Now, let’s say Deepak acquires 100 units of cryptocurrency D 1 lakh and gifted 60 units of cryptocurrency D to his friend Mohan and 40 units of cryptocurrency D to his friend Mithali. The value of gift received by Mohan will be 60,000 and hence will be taxable. However, the gift received by Mithali will be worth only. 40,000 and, hence, will remain non-taxable.
Now, suppose Mithali similarly received a gift of cryptocurrency E from her childhood friend Ramesh and cryptocurrency F from her brother. The value of the gift of cryptocurrency e 25,000 and the cryptocurrency is F 50,000 respectively. Brother is specified as relative as defined by the Act and hence any gift from brother is exempt irrespective of value. Now, the total value of gifts received by Mithali from non-relatives during the financial year exceeds 50,000, and hence, the total amount of 65,000 ( Deepak and from 40,000 25,000 to Ramesh) will be subject to tax.
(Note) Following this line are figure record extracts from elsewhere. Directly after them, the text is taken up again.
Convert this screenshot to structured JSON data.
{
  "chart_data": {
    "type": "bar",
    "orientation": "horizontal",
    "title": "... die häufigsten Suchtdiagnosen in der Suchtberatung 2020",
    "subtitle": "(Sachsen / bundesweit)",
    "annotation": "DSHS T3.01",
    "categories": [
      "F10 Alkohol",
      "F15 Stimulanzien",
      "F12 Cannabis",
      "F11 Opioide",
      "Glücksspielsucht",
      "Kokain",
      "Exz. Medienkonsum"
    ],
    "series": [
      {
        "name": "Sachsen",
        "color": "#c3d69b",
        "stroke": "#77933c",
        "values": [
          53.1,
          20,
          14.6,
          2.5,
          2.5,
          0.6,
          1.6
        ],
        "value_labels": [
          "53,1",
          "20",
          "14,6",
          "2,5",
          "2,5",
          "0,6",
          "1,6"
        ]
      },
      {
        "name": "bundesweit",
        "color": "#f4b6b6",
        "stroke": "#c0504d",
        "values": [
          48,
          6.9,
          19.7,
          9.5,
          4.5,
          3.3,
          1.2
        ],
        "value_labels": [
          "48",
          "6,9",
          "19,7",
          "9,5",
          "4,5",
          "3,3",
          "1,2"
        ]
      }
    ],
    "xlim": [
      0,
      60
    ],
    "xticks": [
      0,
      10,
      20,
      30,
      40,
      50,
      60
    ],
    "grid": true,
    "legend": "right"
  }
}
Gifts also include assets received at a low cost (ie, for insufficient consideration). For example, Sumeet moved the cryptocurrency X price 4 lakhs to Vrinda for consideration 1.65 lakhs. Vrinda cuts 1,650 as TDS and pays the balance amount to Sumit. Vrinda holds that no other tax liability arises in respect of this transaction. However, this belief of Vrinda is wrong. The transfer of Cryptocurrency X was for insufficient consideration. Therefore, the balance of 2.35 lakh ( 4 lakh – 1.65 lakh) will be taxable as gift in the hands of Vrinda.
Now, suppose Vanitha gets gifts 25 lakh (including 2 lakhs worth of cryptocurrency) on the occasion of her marriage. The IT Act specifically exempts gifts received from someone on the occasion of marriage. Therefore, Vanitha will not be liable to pay tax on these gifts including gifts of cryptocurrency.
Nitesh Buddhadev is the founder of Nimit Consultancy.